PCA calculates the PCA. First the data is centered and then covariance matrix is calculated manually.

get_proj(cdata)[source]

Projecting the trajectory on the 1st principal component

get_lipid_autocorrelation(data, variance, mean)[source]

Autocorrelation calculation for individual lipid.

get_autocorrelations()[source]

Autocorrelation calculation for the trajectory.

class Scripts.DatabankLib.analyze_nmrpca.TimeEstimator(autocorrelation)[source]

Bases: object

Class TimeEstimator is a class that estimates equilbration time from autocorrelation data. It includes the following methods:

  1. Simple constructor, which sets the autocorrelation data

  2. Helper method get_nearest_value() that finds the interval in the data where the autocorrelation falls below specific value

  3. timerelax() method calculates the logarithms of autocorrelation and calculates the decay time

  4. calculate_time() method calculates the estimated equilibration time

Parameters:

autocorrelation – autocorrelation data

get_nearest_value(iterable, value)[source]

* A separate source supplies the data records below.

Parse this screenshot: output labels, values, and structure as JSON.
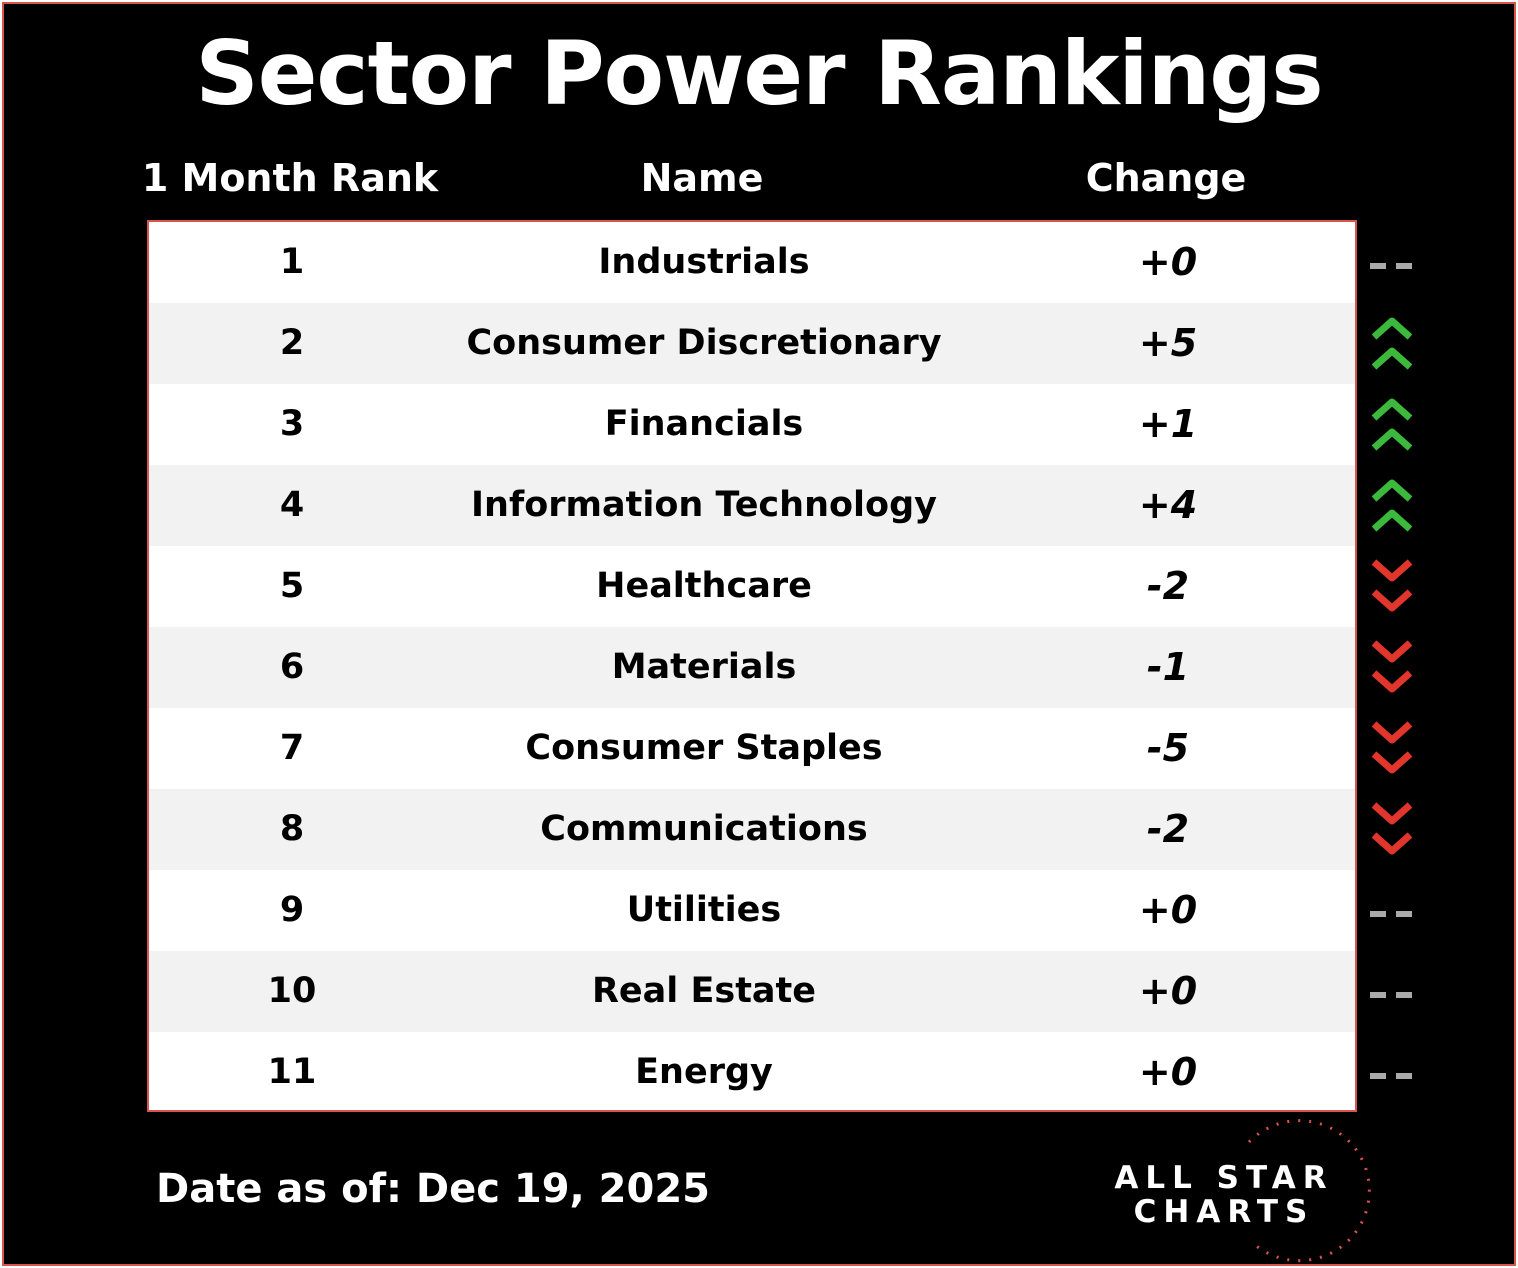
{
  "header": {
    "title": "Sector Power Rankings"
  },
  "table": {
    "columns": [
      "1 Month Rank",
      "Name",
      "Change"
    ],
    "rows": [
      [
        1,
        "Industrials",
        "+0"
      ],
      [
        2,
        "Consumer Discretionary",
        "+5"
      ],
      [
        3,
        "Financials",
        "+1"
      ],
      [
        4,
        "Information Technology",
        "+4"
      ],
      [
        5,
        "Healthcare",
        "-2"
      ],
      [
        6,
        "Materials",
        "-1"
      ],
      [
        7,
        "Consumer Staples",
        "-5"
      ],
      [
        8,
        "Communications",
        "-2"
      ],
      [
        9,
        "Utilities",
        "+0"
      ],
      [
        10,
        "Real Estate",
        "+0"
      ],
      [
        11,
        "Energy",
        "+0"
      ]
    ]
  },
  "footer": {
    "date": "Date as of: Dec 19, 2025",
    "logo": [
      "ALL STAR",
      "CHARTS"
    ]
  }
}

get_nearest_value method return the indices that frame the particular value As an input it gets an array, which is expected to decay. The method tries to find and index (index_A), for which the array gets below the cutoff value for the first time. Then, for index_A-1 the array was larger than the cutoff value for the last time. It means that the function, represented by the array data is equal to cutoff somewhere between timesteps that correspond to index_A-1 and index_A. It can happen, that this index_A is equal 0. Then, method searches for the first occurance, where array is smaller than array[0]. The method returns the interval inbetween the array gets below cutoff.

timerelax()[source]

Estimates autocorrelation decay time.

calculate_time()[source]

Basic enveloping method that estimates equilibration time from autocorrelation decay time. They are linearly connected and the coefficient is calculated experimentally.